Riga/Lettland
1879 -
Stuttgart
1970
Born as a Baltic German in Riga on 31 August 1879, Ida Kerkovius began her artistic training at the age of twenty at a private painting school in Riga. She was so fascinated by an exhibition of works by a pupil of Adolf Hölzel in 1902 that she decided to continue her studies in Dachau near Munich where Adolf Hölzel had opened a private painting school.
Hölzel's colour theory, as well as his doctrine of the "Primat der Mittel", manifests itself in Ida Kerkovius' work in new, un-dogmatic elements. She accompanied her teacher to Stuttgart in 1908, was given a master studio at the Akademie and began working as an independent artist in 1911.

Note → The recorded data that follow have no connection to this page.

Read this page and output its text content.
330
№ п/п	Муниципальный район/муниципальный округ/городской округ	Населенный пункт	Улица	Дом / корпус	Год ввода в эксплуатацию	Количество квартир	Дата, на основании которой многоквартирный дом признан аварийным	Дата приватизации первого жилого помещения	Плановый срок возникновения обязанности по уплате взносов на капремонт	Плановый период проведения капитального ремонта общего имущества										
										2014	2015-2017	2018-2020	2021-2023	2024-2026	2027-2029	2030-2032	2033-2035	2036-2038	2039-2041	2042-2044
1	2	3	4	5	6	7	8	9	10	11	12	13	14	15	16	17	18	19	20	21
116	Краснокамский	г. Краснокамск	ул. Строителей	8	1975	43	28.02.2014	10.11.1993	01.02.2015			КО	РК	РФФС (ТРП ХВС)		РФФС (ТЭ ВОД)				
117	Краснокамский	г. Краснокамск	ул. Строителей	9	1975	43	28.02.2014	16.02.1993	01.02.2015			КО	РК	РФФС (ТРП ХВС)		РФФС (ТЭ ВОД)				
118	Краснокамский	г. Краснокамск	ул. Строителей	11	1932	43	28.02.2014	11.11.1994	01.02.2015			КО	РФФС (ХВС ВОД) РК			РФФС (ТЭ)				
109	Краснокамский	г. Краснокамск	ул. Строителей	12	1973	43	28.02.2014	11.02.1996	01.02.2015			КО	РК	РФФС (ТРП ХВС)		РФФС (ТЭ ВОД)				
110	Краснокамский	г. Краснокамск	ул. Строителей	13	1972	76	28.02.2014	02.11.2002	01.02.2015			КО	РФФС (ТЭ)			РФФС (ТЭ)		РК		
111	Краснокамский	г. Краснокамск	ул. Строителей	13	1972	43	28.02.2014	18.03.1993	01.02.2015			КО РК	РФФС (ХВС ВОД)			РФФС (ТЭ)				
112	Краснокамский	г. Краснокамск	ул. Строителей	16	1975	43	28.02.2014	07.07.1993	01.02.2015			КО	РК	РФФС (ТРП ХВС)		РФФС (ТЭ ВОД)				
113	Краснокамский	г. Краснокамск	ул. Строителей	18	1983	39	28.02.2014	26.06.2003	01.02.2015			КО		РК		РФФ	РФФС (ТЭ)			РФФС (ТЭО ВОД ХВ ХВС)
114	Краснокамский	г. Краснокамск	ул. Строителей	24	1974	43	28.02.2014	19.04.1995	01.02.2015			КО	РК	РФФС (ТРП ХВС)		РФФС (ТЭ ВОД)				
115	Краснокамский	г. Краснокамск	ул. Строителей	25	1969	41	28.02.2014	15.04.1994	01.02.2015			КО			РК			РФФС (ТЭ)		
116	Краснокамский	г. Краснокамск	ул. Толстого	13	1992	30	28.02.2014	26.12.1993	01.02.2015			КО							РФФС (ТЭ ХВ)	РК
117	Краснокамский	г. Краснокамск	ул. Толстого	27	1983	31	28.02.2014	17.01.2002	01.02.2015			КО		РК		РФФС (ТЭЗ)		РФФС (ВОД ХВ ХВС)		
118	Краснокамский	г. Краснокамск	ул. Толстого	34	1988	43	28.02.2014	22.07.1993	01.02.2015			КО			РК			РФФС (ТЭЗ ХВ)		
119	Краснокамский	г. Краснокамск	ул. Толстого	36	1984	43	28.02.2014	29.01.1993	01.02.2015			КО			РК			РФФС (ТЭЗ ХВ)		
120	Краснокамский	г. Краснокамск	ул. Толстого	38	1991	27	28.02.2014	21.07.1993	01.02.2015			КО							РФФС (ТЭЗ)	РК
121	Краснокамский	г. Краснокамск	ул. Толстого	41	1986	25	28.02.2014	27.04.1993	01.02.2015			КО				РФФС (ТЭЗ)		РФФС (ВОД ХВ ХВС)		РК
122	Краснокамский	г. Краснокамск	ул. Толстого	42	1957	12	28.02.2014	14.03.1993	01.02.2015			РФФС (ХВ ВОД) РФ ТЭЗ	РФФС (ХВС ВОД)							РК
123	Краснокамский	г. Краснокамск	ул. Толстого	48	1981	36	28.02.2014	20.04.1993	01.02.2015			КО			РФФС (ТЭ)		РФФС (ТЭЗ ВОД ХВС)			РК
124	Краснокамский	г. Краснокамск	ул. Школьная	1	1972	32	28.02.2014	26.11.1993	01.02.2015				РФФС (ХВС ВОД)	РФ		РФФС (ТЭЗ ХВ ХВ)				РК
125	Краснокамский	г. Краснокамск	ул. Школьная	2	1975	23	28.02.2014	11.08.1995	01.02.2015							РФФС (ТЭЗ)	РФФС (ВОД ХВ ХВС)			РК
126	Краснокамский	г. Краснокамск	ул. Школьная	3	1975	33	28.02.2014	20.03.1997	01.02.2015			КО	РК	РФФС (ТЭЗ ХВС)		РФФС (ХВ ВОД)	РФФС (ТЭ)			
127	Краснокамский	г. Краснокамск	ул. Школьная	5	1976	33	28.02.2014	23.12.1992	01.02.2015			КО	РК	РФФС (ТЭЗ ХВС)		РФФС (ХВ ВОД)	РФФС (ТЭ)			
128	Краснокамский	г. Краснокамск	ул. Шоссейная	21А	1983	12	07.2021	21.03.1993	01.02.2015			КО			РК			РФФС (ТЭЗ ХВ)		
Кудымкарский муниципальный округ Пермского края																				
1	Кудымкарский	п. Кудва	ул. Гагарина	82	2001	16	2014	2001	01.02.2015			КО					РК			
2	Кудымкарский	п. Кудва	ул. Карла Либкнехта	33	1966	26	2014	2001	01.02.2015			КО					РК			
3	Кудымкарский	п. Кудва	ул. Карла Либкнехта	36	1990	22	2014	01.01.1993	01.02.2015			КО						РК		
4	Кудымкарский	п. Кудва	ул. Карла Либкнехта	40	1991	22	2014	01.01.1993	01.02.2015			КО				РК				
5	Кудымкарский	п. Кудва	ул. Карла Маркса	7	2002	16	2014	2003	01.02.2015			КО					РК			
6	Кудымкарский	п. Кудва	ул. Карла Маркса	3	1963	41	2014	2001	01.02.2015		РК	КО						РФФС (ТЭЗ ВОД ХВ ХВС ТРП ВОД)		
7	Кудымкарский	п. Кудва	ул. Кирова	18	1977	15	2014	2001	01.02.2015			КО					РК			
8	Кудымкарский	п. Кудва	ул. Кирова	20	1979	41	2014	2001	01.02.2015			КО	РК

In the years of war, Hanna Bekker vom Rath, Kerkovius' later sponsor and collector, took private painting and drawing lessons with the artist. She spent the years 1920 to 1923 studying at the "Bauhaus" in Weimar where she met Johannes Itten, Paul Klee and Wassily Kandinsky. It was one of the preconditions of the "Bauhaus" that each artist had to learn a craft, and Kerkovius chose weaving.

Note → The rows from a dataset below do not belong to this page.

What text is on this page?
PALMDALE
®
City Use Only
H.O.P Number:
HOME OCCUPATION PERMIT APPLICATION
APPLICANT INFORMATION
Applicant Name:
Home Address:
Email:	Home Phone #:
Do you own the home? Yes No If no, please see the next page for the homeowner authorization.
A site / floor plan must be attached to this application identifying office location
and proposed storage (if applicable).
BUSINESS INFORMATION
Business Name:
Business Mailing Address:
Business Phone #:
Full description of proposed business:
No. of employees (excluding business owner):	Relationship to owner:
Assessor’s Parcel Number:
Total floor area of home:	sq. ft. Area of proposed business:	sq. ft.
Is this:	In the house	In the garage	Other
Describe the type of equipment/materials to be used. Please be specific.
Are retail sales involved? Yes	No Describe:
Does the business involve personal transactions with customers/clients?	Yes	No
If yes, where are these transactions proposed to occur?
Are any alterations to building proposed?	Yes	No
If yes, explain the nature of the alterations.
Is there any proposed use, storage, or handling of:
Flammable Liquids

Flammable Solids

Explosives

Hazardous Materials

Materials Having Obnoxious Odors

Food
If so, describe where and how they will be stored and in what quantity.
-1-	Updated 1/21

In 1922 she received German citizenship with her naturalisation in Wuerttemberg. In 1925 Kerkovius travelled to Paris, Northern Italy and Switzerland and participated in famous exhibitions. She was included in the list of "degenerate artists" by the National Socialists in 1933 and in 1939 her family was "repatriated" to Germany where Stuttgart became her second hometown.

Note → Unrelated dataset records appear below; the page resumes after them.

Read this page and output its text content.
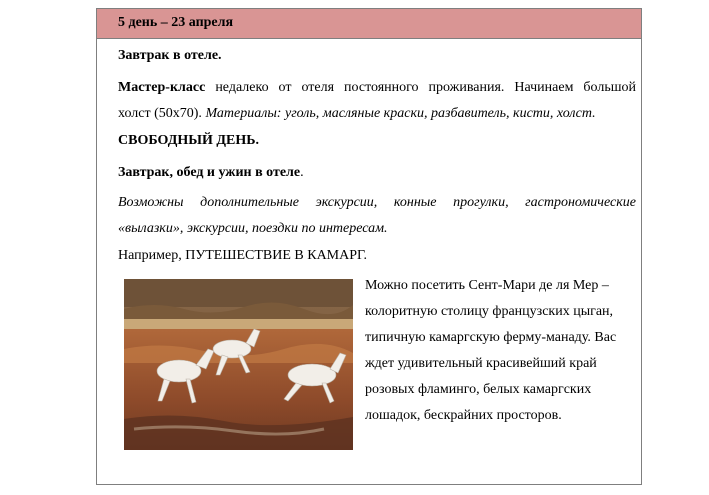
5 день – 23 апреля
Завтрак в отеле.
Мастер-класс недалеко от отеля постоянного проживания. Начинаем большой
холст (50х70). Материалы: уголь, масляные краски, разбавитель, кисти, холст.
СВОБОДНЫЙ ДЕНЬ.
Завтрак, обед и ужин в отеле.
Возможны дополнительные экскурсии, конные прогулки, гастрономические
«вылазки», экскурсии, поездки по интересам.
Например, ПУТЕШЕСТВИЕ В КАМАРГ.
Можно посетить Сент-Мари де ля Мер –
колоритную столицу французских цыган,
типичную камаргскую ферму-манаду. Вас
ждет удивительный красивейший край
розовых фламинго, белых камаргских
лошадок, бескрайних просторов.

The artist's studio in Stuttgart was completely wrecked during an air raid, destroying many of her paintings and works, but she continued working after 1945 with the same unbroken enthusiasm as before.
Ida Kerkovius' works are influenced by western painting traditions. The artist adopted the languages of Cubism, Expressionism and abstract painting. The last two decades of her life were extremely successful. She was awarded the "Bundesverdienstkreuz erster Klasse" in 1954, the title of professor as well as an honorary membership of the board of the "Deutscher Künstlerbund" followed in 1958. She continued working incessantly until her death even though she was severely ill. Her last oil painting "Bel Vue" was never finished.
Ida Kerkovius died in Stuttgart on 8 June 1970.